Entscheidungsstichwort (Thema)
Sozialgerichtliches Verfahren. Fremdrentenrecht. gerichtlicher Vergleich über Qualifikationsgruppenzuordnung. keine Überprüfung nach § 44 SGB 10. keine Widerrufsmöglichkeit nach § 46 Abs 1 SGB 1
Leitsatz (amtlich)
Ein gerichtlicher Vergleich, in dem sich der Versicherte mit dem Rentenversicherungsträger über die Zuordnung von Zeiten nach dem FRG zu den Qualifikationsgruppen des SGB 6 einigt, ist verbindlich. Eine Überprüfung nach § 44 SGB 10 ist nicht möglich. § 46 Abs 1 SGB 1 ist nicht anwendbar, da eine solche einvernehmliche Zuordnung keinen Verzicht auf Sozialleistungen beinhaltet.
Tenor
Die Berufung der Klägerin gegen das Urteil des Sozialgerichts Heilbronn vom 19.06.2008 wird zurückgewiesen.

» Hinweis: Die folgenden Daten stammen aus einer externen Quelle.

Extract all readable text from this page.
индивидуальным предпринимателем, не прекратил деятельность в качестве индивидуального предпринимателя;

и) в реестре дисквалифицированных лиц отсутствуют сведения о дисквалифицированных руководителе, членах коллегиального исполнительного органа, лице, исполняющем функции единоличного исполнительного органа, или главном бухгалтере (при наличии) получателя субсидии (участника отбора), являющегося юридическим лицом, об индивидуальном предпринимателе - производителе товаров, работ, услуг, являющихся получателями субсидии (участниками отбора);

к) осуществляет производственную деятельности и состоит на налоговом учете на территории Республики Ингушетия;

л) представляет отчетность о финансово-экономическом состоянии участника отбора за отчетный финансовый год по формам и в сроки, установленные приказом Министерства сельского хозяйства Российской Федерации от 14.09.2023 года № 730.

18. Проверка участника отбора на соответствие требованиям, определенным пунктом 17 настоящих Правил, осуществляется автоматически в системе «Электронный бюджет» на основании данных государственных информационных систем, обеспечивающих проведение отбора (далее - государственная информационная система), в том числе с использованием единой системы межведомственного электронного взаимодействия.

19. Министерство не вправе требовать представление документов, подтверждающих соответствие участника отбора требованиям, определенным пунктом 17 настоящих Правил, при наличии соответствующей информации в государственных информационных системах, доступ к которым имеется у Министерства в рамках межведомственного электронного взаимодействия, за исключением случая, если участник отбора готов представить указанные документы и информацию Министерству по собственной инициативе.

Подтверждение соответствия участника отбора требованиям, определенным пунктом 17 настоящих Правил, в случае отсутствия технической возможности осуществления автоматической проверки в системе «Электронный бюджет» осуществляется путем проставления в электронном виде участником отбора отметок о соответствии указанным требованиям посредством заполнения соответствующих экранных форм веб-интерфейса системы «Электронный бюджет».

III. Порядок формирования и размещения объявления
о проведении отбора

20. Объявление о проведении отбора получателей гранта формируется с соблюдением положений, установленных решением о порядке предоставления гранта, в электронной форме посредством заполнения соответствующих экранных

Außergerichtliche Kosten sind auch im Berufungsverfahren nicht zu erstatten.
Die Revision wird zugelassen.
Tatbestand
Die Klägerin begehrt im Rahmen eines Überprüfungsverfahrens eine höhere Rente. Inhaltlich geht es um die rentenrechtliche Bewertung von Beitragszeiten, die die Klägerin in der ehemaligen S: zurücklegte, konkret um die Einstufung der Tätigkeit als Kranführerin in der Zeit vom 18.03.1967 bis 10.01.1981 in die Qualifikationsgruppe 4 (Facharbeiter) statt 5 (angelernte und ungelernte Tätigkeiten) der Anlage 13 zum Sechsten Buch Sozialgesetzbuch (SGB VI), und zwar entgegen einer früheren vergleichsweisen Regelung zwischen den Beteiligten.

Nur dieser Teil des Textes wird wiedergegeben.